According Galloway they can do so simply because they have such a strong market position that customers are nevertheless prepared to pay the ever-increasing tuition fee.
What do we not do to end up first in line for the future dream job?
Galloway have actually gone further and describes the whole situation as a ”cartell” combined with a “fetishization of the college degree by US corporations”. That´s harsh words.
Let´s play here with the idea that a course could be given by a teacher but without the employer involved. What would the calculation for that particular course look like? Not at all particularly high cost overall actually, very low administration/overhead.
This is also exactly how it looks with players such as Udemy, Kajabi, Hotmart and Thinkific – of which the first recently was listed in the US and the latter just followed in Canada. About 10 years ago, these actors did not even exist. They have grown, fast, and now received high valuations. They are platforms for individuals selling courses by themselves. Their prices are pretty low. These platforms also takes a cut from the teacher, but a lower one compared to the overhead cost, or profit, of a university.
But a teacher can also take matters into their own hands and do as for example Seth Godin, sell knowledge directly by themselves on their very own platform, here his so called Alt MBA.
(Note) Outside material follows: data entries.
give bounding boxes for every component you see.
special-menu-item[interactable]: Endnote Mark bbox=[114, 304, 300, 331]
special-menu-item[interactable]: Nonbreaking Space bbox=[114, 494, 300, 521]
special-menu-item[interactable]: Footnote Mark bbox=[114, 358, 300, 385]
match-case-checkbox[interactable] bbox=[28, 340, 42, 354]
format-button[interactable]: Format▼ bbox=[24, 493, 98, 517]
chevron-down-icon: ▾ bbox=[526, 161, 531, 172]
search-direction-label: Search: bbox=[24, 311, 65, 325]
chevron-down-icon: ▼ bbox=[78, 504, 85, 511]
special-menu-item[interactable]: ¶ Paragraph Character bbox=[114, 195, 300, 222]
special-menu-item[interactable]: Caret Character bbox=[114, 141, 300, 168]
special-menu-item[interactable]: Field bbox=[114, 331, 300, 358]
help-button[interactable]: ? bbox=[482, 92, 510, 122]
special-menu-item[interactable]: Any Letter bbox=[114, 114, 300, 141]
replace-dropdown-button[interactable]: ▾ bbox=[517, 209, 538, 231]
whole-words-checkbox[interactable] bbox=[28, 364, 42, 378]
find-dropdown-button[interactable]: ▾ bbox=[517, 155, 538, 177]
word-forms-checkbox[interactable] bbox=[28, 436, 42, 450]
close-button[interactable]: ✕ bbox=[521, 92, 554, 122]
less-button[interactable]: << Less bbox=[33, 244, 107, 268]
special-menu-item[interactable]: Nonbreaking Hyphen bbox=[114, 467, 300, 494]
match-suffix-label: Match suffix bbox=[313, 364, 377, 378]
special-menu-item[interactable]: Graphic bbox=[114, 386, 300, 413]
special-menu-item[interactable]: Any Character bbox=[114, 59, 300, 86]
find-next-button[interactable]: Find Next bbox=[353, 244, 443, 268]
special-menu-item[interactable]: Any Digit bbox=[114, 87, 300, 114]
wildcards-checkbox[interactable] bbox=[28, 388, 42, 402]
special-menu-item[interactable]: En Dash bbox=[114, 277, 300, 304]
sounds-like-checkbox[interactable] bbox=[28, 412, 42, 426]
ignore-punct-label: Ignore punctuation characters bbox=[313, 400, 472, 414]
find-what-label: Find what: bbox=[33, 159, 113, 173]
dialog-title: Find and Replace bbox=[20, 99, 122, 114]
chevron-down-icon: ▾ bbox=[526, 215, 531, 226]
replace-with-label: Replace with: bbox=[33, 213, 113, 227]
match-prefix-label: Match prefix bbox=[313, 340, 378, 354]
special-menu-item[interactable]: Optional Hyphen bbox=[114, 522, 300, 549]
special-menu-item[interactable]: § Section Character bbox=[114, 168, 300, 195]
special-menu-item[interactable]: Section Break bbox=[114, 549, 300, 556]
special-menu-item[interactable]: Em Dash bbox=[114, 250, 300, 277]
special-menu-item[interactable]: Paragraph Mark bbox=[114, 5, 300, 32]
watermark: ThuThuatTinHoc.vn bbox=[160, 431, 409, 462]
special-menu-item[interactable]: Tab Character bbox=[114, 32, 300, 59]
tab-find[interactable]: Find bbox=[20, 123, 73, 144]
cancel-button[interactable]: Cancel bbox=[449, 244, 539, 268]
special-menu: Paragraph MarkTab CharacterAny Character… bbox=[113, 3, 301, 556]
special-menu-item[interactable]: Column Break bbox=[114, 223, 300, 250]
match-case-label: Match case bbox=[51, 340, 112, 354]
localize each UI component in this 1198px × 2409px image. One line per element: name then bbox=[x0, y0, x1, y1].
Or, a teacher can do as Scott Galloway himself, gather some acquaintances and start their very own training company, here his pretty newly founded company Section4. Could Galloway starting this business be a sign of him living his own message? Phenomenon like these seem to be growing quite well.
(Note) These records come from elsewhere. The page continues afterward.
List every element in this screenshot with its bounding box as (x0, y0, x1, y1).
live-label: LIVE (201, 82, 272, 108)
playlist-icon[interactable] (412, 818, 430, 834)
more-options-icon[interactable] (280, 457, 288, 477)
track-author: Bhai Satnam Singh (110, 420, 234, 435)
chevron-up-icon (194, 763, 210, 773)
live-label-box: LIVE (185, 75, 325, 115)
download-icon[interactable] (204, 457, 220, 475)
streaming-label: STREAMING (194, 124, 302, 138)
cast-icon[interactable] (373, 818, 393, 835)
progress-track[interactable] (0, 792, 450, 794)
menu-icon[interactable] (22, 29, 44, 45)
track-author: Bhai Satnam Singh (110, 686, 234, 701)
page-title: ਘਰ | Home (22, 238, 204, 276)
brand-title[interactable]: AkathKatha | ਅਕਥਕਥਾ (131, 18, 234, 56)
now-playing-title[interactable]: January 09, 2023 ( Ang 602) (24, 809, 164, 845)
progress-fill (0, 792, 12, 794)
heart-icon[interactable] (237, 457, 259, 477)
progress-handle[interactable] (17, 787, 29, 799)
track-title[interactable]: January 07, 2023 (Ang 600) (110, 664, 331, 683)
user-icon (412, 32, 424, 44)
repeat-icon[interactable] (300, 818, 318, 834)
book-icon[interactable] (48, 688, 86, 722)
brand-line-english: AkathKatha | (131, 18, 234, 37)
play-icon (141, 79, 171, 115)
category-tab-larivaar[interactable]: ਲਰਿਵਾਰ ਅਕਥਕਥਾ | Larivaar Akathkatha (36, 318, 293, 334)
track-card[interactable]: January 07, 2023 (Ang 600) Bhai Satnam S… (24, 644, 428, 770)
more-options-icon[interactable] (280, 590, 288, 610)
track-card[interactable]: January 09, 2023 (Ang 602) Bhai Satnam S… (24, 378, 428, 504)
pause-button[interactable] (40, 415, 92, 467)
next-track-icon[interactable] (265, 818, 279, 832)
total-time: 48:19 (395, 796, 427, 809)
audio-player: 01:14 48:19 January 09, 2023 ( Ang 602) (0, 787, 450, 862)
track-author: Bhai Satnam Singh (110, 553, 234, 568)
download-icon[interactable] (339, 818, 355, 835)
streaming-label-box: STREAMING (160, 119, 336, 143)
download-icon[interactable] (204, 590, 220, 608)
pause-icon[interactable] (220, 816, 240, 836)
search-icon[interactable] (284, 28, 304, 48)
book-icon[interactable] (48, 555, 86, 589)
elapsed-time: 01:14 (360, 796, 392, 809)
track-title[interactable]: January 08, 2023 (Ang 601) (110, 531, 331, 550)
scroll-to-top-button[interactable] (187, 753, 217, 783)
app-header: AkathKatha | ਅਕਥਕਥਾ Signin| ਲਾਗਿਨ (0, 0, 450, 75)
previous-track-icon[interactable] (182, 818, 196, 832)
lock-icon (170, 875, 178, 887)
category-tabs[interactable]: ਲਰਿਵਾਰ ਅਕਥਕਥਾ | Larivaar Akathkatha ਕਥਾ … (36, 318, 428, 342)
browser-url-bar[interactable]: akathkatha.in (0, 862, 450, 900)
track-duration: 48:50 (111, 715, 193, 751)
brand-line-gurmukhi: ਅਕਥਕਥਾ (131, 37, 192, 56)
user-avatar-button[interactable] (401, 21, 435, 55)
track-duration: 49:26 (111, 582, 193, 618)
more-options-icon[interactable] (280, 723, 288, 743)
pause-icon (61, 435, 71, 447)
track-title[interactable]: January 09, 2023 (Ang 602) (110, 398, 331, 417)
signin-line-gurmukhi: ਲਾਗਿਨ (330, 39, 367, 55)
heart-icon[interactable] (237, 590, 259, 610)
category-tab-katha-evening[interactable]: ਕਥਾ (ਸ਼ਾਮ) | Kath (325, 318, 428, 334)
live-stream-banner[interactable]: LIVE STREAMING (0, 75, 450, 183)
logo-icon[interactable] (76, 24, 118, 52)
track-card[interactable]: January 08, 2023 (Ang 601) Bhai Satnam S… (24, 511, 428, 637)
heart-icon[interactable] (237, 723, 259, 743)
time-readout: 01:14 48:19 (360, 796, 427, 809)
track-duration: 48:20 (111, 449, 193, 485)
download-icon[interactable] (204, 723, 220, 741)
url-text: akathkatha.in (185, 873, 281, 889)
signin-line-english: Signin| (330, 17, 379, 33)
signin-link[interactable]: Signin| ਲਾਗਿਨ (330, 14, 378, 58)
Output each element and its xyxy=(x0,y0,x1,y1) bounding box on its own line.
However; that people with strong brands have a tendency to act like this during digital times, is actually not unusual, nor even surprising. It has happened before. It is for instance a development fully comparable to what best-selling musicians did when the music industry started to disrupt.
-> How musicians acted when the music industry disrupted.
Also note: I have here not even touched on the economies of scale that can be found when doing a course digitally. A single course can take in a thousand students, share the course-cost among all of them, and thereby gain market position by going for lower prices – still get a pretty good profit.
-> Scale economy in the e-learning space
Where will this end?
Well, nobody really knows the future, so we all have to make up our own mind on what we believe in will happen next. But it seems at least that Scott Galloway is right when he claimes that the margins in the world of education will not last much longer.
-> What happens when disruption starts, and how to manouver it.
Now; I am very well aware of the fact that the most important thing that Gallow himself claims to be happening next is big tech joining forces with the top-schools in US and then…kill the rest. And I am not claiming he will be wrong about big tech entering. But isn´t it at the same time interesting to observe that the solution Galloway himself seem to head for right now is not related to big tech – at least not yet.
It´s worth putting the eye-balls on the mere idea of us seeing far more changes than just one new solution on the horizon.
Share perhaps this post with someone that is interested in a future of education with a bit lower prices than there is today.
And eventhough we will not see only one new solution evolving before the final structure for the future of education becomes crystalized…prices will fall.